Isn't that a charming cottage? Its square footage is larger than a lot of the entries in AT's Smallest Coolest contest every year, but it isn't a house...or rather it is a house. A play house.
According to a recent article on Inside Bay Area, these playhouses are very popular with people who want to give their children the opportunity to play in a controlled environment rather than risk sending them to a local park, and a custom playhouse by La Petit Maison seems to them to be the logical choice.
Take a look at the interiors.
You can customize these play houses to come with running water and power. This is an example of one of the playhouse kitchens.
Many of these houses are two stories - check out the stairway, below.

While we love a little Victorian Gingerbread, the interiors are leaving us cold. If we want our children playing in the kitchen, why shouldn't that mean playing in our family kitchen, or cooking together? The interiors just look sterile to us, and cold. What do you think? Even if money were no object (because these are pricey!), is this something you would want to build for your children?
Comments (6)
It seems like 'playing house' is usually more about using your imagination - pretending there is running water, pretending the wooden/plastic veggies are real, making a pretend bed out of some pillows and blankets. Where's the pretend here? Also I totally agree, why can't the kids just play in the actual kitchen/living room/bedroom etc? I'm not saying no play houses, but this seems like an extravagant substitution for a child's imagination. Also, what the heck do you do with that thing after your child has outgrown it?!
I'm sorry, but this is just sick. If you have so much money that you have nothing better to buy than this bizarre space to shunt your children off to, then you need to reorder many of your priorities. I'm not usually a militant anti-stuff-ist, but seriously, what's wrong with people that this is on the market? Isn't there a point at which someone own enough material possessions? I mean, you know that the people who are buying these "play houses" have plenty of room for their children in their own actual house (or, I assume multiple houses around the world). Ugh.
I also would prefer it if APARTMENT therapy didn't feature this kind of product, clearly not intended for apartment or city living. :)
Whoa! This doesn't exactly jive with small spaces idea. I think this playhouse may be bigger than our apartment. We should just get one of these to move into.

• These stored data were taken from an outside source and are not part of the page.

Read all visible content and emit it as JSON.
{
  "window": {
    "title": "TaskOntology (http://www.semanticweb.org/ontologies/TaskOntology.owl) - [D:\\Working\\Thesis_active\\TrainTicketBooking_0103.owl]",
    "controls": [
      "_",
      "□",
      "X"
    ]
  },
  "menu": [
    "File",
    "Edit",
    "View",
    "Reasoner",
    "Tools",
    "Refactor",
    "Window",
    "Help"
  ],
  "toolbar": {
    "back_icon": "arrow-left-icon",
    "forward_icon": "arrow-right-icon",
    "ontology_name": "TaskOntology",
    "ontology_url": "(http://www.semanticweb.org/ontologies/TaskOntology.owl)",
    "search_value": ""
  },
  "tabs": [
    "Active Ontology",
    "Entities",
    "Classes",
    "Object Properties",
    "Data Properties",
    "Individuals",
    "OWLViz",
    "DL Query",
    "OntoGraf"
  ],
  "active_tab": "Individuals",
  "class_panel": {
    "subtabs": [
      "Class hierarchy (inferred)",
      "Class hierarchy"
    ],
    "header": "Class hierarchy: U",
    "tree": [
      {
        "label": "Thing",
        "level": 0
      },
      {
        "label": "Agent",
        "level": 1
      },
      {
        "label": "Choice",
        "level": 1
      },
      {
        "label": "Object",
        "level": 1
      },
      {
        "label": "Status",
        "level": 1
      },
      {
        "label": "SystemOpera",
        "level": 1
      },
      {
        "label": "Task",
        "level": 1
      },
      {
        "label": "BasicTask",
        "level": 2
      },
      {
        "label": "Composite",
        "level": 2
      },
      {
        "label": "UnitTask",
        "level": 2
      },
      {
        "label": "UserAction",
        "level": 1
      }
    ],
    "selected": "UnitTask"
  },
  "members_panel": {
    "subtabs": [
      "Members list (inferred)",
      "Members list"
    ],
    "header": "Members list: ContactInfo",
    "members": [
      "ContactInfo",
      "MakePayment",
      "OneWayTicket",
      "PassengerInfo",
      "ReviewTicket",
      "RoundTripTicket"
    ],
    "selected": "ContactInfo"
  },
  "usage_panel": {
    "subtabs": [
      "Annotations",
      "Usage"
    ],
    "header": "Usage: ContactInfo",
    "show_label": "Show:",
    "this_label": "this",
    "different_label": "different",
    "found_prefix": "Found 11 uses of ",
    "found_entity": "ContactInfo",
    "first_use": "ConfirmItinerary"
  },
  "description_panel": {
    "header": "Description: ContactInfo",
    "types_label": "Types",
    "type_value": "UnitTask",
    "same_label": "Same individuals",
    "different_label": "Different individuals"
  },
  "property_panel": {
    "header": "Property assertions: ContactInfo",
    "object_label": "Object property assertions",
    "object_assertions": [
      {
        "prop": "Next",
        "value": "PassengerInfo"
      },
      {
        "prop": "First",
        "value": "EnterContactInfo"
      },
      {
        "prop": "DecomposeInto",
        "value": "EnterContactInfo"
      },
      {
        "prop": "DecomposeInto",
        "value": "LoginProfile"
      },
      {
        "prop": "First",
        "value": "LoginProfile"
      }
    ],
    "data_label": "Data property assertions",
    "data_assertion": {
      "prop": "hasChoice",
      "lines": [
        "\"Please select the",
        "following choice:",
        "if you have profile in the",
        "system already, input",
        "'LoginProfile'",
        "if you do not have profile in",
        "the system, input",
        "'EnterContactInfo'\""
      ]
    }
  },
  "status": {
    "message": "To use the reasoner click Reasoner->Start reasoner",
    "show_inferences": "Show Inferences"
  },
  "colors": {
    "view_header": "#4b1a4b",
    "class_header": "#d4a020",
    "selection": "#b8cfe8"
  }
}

I love the idea of custom designing something but I would want my children involved and we would want to build it together. Our house would probably have mismatching doors and windowframes, cardboard boxes, and lots of holes...but we would love it. This house is pretty boring and stale. I'm not even sure it would be all that fun to play in.
Hmm, I think the idea behind this was probably well-meant, but I can't help wondering exactly what the risk is in taking one's children to the local park? If it's THAT dangerous to walk around at the park, you're probably better off spending the money moving to a better suburb!
I'm also slightly disturbed by the first mother in the article who had the playhouse built just for her daughter as "a respite away from [her] brothers". Wouldn't it be lovelier if the playhouse could be shared by the entire family?
This is giving me a weird, post-apocalyptic vision of Bay Area yuppies, strapped to meet their mortgages, renting the playhouse to (very short) recent immigrants, possibly the same ones they hire to do their housework.
Good grief. This looks like the Bluth-house on "Arrested Development"...devoid of color and imagination. Why on earth wouldn't you just fence in your backyard and have the kids build a fort out of blankets and folding tables like I did when I was a kid?